Otóż w tym roku wybieram się do tego kraju, a że lubię mieć wszystko dobrze zaplanowane, to (a jakże!) nie mogłem pominąć tematu dogodnego dojazdu. Tym bardziej, że moja trójka dzieci raczej chciałaby dostać się na miejsce w miarę szybko
Oczywiście przejrzałem bodajże wszystkie wątki w tym temacie i potwierdza się przysłowie, że gdzie dwóch Polaków, tam 3 opinie
Moje pytanie jest nietypowe i kieruje je w zasadzie do wszystkich, którzy jadąc do Chorwacji przekraczali polską granicę w Cieszynie a potem jechali przez Czechy, Austrię i Słowenię:
Po co pchać się tam, gdzie natężenie ruchu jest największe, skoro można jechać tak:
1) Przejście w Cieszynie i kierować się na Słowację (Zylina)
2) Potem aż do Bratyslawy autostradą
3) W Bratysławie na Węgry - Gyor, Szekesfehervar
4) No i autostradą prosto do Chorwacji na Vrazdin
5) Potem autostradą na Trogir (moje miejsce docelowe)

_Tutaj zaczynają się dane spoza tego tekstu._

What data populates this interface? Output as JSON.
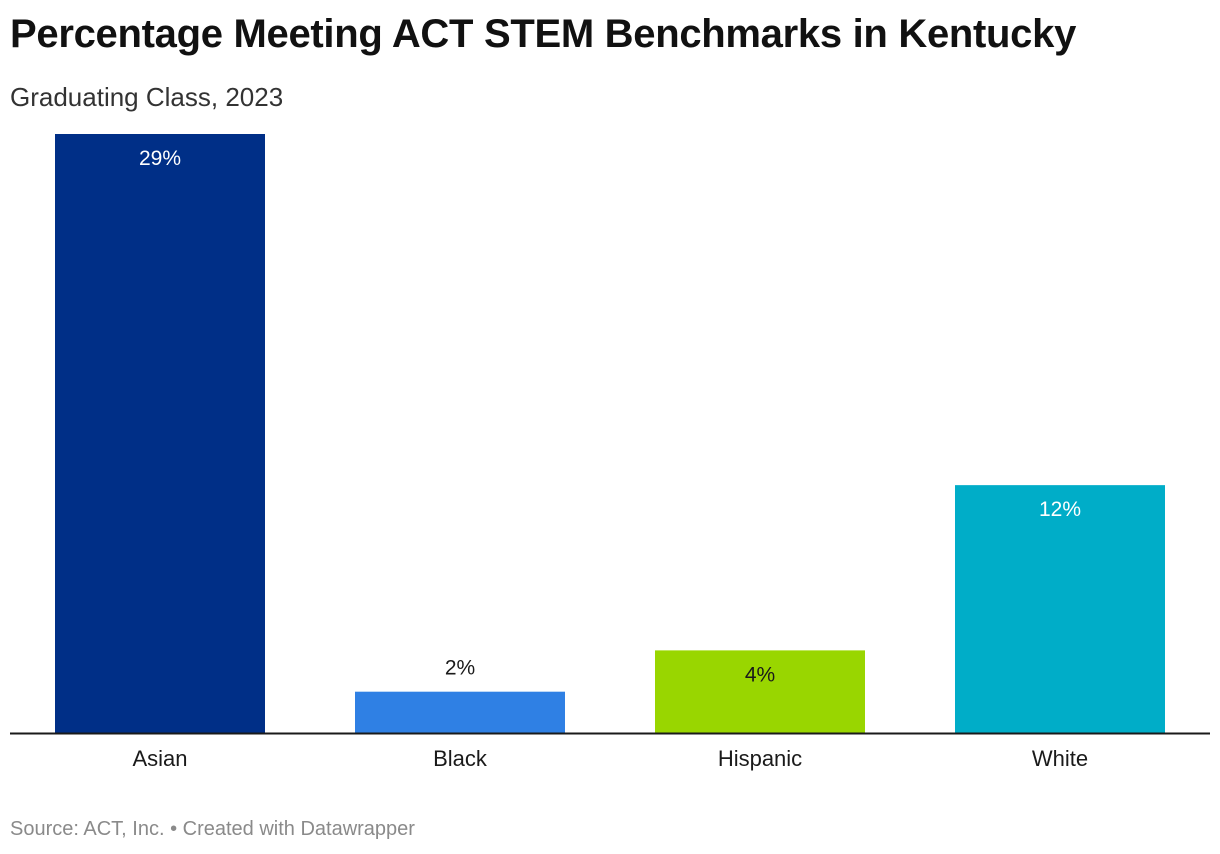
{
  "header": {
    "title": "Percentage Meeting ACT STEM Benchmarks in Kentucky",
    "subtitle": "Graduating Class, 2023"
  },
  "footer": {
    "source": "Source: ACT, Inc. • Created with Datawrapper"
  },
  "chart_data": {
    "type": "bar",
    "title": "Percentage Meeting ACT STEM Benchmarks in Kentucky",
    "subtitle": "Graduating Class, 2023",
    "categories": [
      "Asian",
      "Black",
      "Hispanic",
      "White"
    ],
    "values": [
      29,
      2,
      4,
      12
    ],
    "labels": [
      "29%",
      "2%",
      "4%",
      "12%"
    ],
    "colors": [
      "#002f87",
      "#2f80e4",
      "#99d600",
      "#00adc8"
    ],
    "label_colors": [
      "#ffffff",
      "#1a1a1a",
      "#1a1a1a",
      "#ffffff"
    ],
    "ylim": [
      0,
      29
    ],
    "grid": false,
    "legend": "none"
  }
}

Porównywałem obie trasy i moja propozycja to niemal 950 km autostradami. Reszta to w 99% drogi międzynarodowe i główne.
Czy ktoś mi wytłumaczy, po co płacić więcej za winiety i ryzykować korek w Słowenii, zamiast jechać Słowackimi i Węgierskimi autostradami?
Dzięki za odpowiedź!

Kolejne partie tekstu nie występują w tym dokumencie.